Newspaper: Clipping featuring illustration of "Ruins of 'Iranistan'"

Newspaper: Clipping featuring illustration of "Ruins of 'Iranistan'"

Wood engraving


P. T. Barnum (associated with)
Frank Leslie (created by)
Discovery Museum and Planetarium (previously owned by)
1858 (Date published)
paper
4" H X 6" W
Illustration titled "Ruins of 'Iranistan', Bridgeport, Ct., Late the residence of P. T. Barnum.  From a daguerreotype by Lewis and Mallory, of Bridgeport."   The illustration was published in Frank Leslie's Illustrated News in January 2, 1858.  The home burst into flames late on the night of December 17,1857, the cause thought to be smoldering ashes from a workman's pipe falling on an upholstered bench where the men sat to eat their midday meal.  No one was living in the house at the time; Barnum was having work done in preparation for the family to move back in.  The print shows the former home having burned to the ground, the few remains being the chimneys and the front entry staircase.  Fallen timbers from the structure are shown on the foundation.  Three gentlemen in top hats are gazing at the damage.  Outbuildings on the estate are visible in the distance.  

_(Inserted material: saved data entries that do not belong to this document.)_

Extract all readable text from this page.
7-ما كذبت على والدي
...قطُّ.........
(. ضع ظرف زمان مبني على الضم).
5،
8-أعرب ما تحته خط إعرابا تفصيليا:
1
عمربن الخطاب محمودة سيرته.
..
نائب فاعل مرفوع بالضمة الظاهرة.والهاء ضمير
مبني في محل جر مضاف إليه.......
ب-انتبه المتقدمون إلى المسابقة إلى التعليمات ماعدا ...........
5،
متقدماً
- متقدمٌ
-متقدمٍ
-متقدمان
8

Iranistan was P. T. Barnum's country home from 1848 to 1857, which he described as an "oriental villa."  It was located on a seventeen-acre site that was on the eastern border of the town of Fairfield.  (Later the area was annexed by Bridgeport.)  It was designed in the Moorish revival style by Leopold Eidlitz, and was modeled very closely upon the Royal Pavilion in Brighton, England, which Barnum greatly admired and wished to replicate for his Fairfield Avenue home.  It cost $100,000.  According to Barnum's autobiography, a lot of furniture and artwork was saved from the fire; a number of those items are in the holdings of the Barnum Museum.